While a museum visit offers a contemplative experience, gallery openings provide much of the juice of art collecting, socializing.   Enter the left-brain.  Discussing art is part of the process.  Get COMFORTABLE with talking about your choices.  You have now developed a POV, test it out in public.  Share your insights, speak naturally about what moves you.   Learn from others.   Refine your orientation.  Balance your increasing knowledge with your visceral leanings.  Make it EASY.

My first art purchase! Lady by Anatoliy Kryvolap.Now gift yourself a work of art.   Find a local art fair, meander through online galleries, or check out an art school’s student exhibition.  Any budget will do.   Invite a friend or loved one and spend a Sunday afternoon searching for the one piece you simply can’t live without.   Take a RISK.  Buy it with great pleasure.  Think of the daily joy an original work of art will provide.  Consider the affirmation and economic boast you have just given the artist.  You have created a win-win.  The world is a BETTER place.

Once the art collecting bug bites, your appetite will likely expand in unpredictable ways.  Your life will never be the same.   You will want to discover more art, learn about history and culture.   Study methods and materials. A new worldview will emerge.  You will feel more ALIVE.  The habit of trusting your instinct strengthens.  Better decisions follow.   Life is expansive and happy.  This is my wish for you. 

Do you need an Art Advisor to start collecting art?  No!  Develop your taste.  Experiment.  Live with art daily.

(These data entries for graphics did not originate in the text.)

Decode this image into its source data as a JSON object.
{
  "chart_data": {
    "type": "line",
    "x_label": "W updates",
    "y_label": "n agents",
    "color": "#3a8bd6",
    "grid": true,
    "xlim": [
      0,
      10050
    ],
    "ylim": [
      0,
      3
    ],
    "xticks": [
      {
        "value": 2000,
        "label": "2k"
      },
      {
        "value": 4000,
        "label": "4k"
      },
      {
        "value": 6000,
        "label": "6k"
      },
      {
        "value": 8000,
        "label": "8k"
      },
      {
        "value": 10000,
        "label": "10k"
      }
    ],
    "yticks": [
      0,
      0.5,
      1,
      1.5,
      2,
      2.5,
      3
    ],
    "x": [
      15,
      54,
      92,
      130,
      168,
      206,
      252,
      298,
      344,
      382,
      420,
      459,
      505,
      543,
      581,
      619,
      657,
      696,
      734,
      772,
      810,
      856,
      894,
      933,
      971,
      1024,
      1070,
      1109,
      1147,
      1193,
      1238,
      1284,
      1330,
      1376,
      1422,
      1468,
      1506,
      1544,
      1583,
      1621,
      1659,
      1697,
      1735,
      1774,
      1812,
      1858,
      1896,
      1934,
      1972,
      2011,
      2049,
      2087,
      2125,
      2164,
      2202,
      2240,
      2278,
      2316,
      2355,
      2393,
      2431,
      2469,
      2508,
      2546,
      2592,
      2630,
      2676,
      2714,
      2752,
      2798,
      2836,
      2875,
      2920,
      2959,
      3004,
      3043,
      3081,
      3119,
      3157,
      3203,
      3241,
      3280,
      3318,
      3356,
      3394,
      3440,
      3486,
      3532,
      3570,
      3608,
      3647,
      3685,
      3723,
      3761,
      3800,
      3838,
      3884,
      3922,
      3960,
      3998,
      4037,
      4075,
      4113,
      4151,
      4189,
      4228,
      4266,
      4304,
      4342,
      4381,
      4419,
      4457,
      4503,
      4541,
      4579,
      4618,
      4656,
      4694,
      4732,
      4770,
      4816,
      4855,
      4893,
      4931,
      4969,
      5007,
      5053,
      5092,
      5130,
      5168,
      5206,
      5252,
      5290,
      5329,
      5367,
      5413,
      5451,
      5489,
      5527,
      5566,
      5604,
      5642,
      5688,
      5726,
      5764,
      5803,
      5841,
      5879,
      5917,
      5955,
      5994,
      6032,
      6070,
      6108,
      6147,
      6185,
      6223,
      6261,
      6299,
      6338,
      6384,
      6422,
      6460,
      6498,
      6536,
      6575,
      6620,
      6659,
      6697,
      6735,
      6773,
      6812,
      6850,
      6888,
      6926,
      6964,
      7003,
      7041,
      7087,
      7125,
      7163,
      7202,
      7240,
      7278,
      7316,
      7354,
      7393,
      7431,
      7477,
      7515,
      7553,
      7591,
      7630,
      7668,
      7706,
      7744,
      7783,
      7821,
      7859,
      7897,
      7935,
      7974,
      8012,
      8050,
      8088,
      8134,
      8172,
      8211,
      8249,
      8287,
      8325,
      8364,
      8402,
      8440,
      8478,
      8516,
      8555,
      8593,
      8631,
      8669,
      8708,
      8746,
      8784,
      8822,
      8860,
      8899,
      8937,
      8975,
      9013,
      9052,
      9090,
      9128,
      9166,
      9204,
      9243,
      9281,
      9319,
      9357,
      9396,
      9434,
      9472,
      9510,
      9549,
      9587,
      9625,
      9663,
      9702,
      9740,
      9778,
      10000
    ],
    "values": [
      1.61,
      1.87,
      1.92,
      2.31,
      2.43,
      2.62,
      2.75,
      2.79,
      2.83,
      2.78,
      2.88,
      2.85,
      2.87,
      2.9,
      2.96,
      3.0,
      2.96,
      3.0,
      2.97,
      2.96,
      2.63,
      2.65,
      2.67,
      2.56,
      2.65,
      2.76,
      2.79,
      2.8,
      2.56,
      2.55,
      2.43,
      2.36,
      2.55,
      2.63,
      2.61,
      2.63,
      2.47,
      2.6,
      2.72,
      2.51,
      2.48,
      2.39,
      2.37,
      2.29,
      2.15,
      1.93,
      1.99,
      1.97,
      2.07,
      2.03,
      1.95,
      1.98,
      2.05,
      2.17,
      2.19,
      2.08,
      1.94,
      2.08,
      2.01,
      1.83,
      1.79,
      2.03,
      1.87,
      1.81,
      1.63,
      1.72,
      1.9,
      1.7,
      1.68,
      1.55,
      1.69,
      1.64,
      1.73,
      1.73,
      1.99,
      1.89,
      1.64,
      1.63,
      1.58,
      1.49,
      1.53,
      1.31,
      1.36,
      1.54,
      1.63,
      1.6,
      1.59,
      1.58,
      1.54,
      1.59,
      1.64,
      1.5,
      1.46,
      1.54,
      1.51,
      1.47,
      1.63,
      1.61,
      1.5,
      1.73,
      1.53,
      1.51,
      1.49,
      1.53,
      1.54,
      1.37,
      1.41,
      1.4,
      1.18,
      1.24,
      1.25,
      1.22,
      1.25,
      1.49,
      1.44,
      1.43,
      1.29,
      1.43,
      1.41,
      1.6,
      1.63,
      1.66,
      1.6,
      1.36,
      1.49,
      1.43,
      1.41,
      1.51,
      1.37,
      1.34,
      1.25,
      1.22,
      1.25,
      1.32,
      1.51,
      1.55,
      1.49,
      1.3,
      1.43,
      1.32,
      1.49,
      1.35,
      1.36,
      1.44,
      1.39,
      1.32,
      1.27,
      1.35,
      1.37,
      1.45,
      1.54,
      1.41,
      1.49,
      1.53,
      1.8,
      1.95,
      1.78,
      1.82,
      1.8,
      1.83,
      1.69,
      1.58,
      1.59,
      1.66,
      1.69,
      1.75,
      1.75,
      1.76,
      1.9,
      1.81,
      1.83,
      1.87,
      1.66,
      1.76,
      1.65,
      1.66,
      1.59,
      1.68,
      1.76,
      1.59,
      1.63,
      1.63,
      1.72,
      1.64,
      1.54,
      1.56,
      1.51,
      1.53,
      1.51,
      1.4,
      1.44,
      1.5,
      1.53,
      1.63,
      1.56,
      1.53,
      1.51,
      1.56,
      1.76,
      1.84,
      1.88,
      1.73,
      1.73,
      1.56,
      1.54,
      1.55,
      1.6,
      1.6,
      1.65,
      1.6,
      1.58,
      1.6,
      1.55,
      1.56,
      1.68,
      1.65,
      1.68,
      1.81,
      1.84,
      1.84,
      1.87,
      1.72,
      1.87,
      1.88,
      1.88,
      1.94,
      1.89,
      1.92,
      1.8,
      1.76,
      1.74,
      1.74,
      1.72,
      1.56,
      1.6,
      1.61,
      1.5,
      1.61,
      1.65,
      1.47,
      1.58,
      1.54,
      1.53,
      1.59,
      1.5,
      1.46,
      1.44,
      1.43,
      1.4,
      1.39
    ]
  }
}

Stay true to your DESIRES.   When you reach the point when you need an Advisor to evaluate choices, make suggestions or refine your collection, you will know it.   THEN, you can invite me to see your collecting history and we will have a grand time taking the next step…  

See how easy art collecting is?  Now, GO and keep me posted!


The WORLD as treasure hunt...

I found this lush photograph of a shop in Istanbul's Grand Bazaar, taken circa 1870, while researching ancient markets at the Library of Congress.  This image enchants me every time I look at it.  I imagine myself walking through the shop, smelling incense, and hearing foreign languages as I search for new treasure.

The word that best captures my ethos of collecting art and cultural artifacts is DISCOVERY.   I simply cannot resist an opportunity to meander through galleries, museums, bazaars, artisan workshops or even the busy streets of cosmopolitan cities in search of beauty.   I am inspired by the search itself and delight in each discovery.   How do I know I found something magnificent?   Perhaps Anatole France said it best::

"In ART as in LOVE, instinct is enough".